I began looking for cast-iron pans at thrift shops, garage sales and relatives' houses. I cleaned them up and gave them to friends, often as wedding gifts. The pans are a great way to start a life together, and they will last longer than some marriages.

Collecting old cast iron is "an Americana thing," says David Smith, a collector, dealer and historian of cast-iron cookware who lives in upstate New York.

Smith, who is known as the Pan Man on his Web site, owns some 600 pieces of cast iron. He says some old cast-iron cookware fetches huge sums among collectors.

The most rare and valuable cast-iron pan is a Griswold with a spider on a web engraved on the bottom. "I know a gal in Alaska who bought a Griswold spider skillet for her husband for $2,000 so she could cook him breakfast on Christmas Day," Smith says.

Most manufacturers of antique pans -- like Griswold and Wagner -- went out of business decades ago, when aluminum and porcelainized steel cookware started becoming trendy in kitchens.

Lodge, based in Tennessee, is the last remaining American maker of cast-iron skillets.

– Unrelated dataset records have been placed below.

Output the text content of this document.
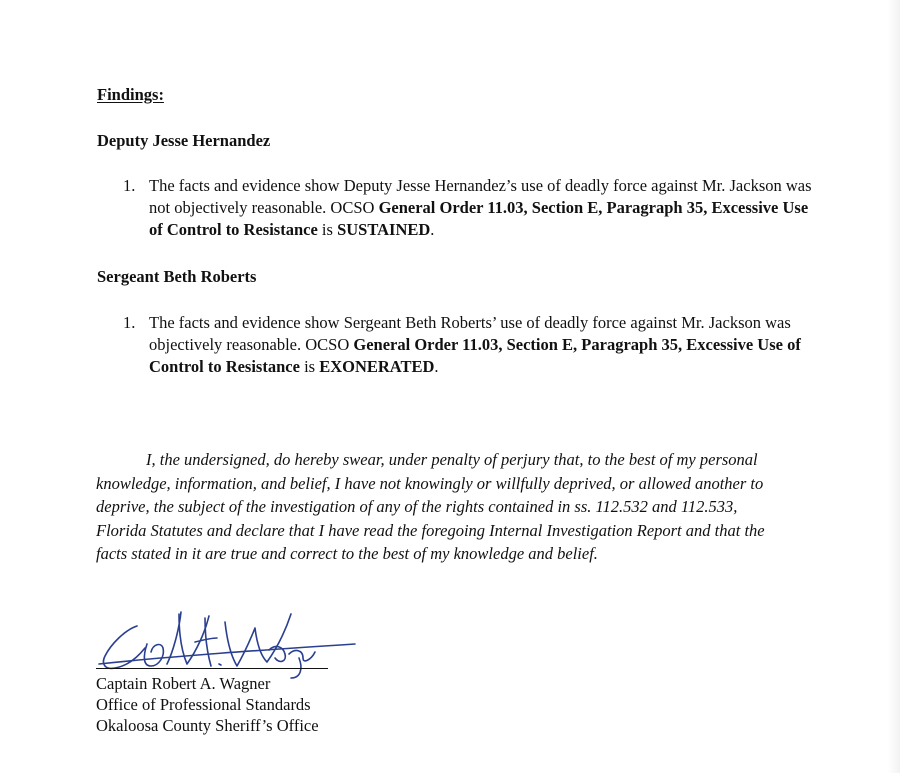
Findings:
Deputy Jesse Hernandez
1. The facts and evidence show Deputy Jesse Hernandez’s use of deadly force against Mr. Jackson was not objectively reasonable. OCSO General Order 11.03, Section E, Paragraph 35, Excessive Use of Control to Resistance is SUSTAINED.
Sergeant Beth Roberts
1. The facts and evidence show Sergeant Beth Roberts’ use of deadly force against Mr. Jackson was objectively reasonable. OCSO General Order 11.03, Section E, Paragraph 35, Excessive Use of Control to Resistance is EXONERATED.
I, the undersigned, do hereby swear, under penalty of perjury that, to the best of my personal knowledge, information, and belief, I have not knowingly or willfully deprived, or allowed another to deprive, the subject of the investigation of any of the rights contained in ss. 112.532 and 112.533, Florida Statutes and declare that I have read the foregoing Internal Investigation Report and that the facts stated in it are true and correct to the best of my knowledge and belief.
Captain Robert A. Wagner
Office of Professional Standards
Okaloosa County Sheriff’s Office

You can buy its pans at most kitchen stores for around $20.

But for collectors, there is nothing like the old stuff. Smith says antique cast-iron pans perform better on the stove top than newer ones. "The quality of the iron is better and their finishing is better," he says.

New pans have rough surfaces, straight from the sand mold. But the old iron craftsmen used to grind and polish the cooking surfaces of pans, which opens up the pores in iron and makes the pans easier to season, Smith says. "Some skillets are as smooth as glass on the inside, and they are very lightweight," he says. "You can find these great old skillets everywhere."

Collectors and connoisseurs learn to look for brand names of companies long vanished, like Wagner, Griswold, Wapak and Favorite. Collectible cast iron can be found online, on eBay and auctioneers' sites, but you might pay more for the pans and a hefty price for shipping a hunk of iron across the country.

Many old pans found at thrift shops and garage sales wear their history like a skin -- covered in a thick coat of carbonized, baked-on grease. Often a great pan hides underneath that grime.

But do look carefully before you buy. Inspect pans for damage and defects, and walk away from any that are cracked, warped or severely pitted with rust on the cooking surface. They aren't salvageable.

In the years I've been buying cast iron, I've found ways to get the gunk off and start over with a fresh seasoning. You'll need a few plastic bags, rubber gloves and protective eyewear, plain green scouring pads, a utility knife, paper towels and original Easy-Off, which comes in a yellow can. And you'll need a place where you can get messy. The active ingredient in Easy-Off is lye, which is caustic, so don your gloves and eyewear.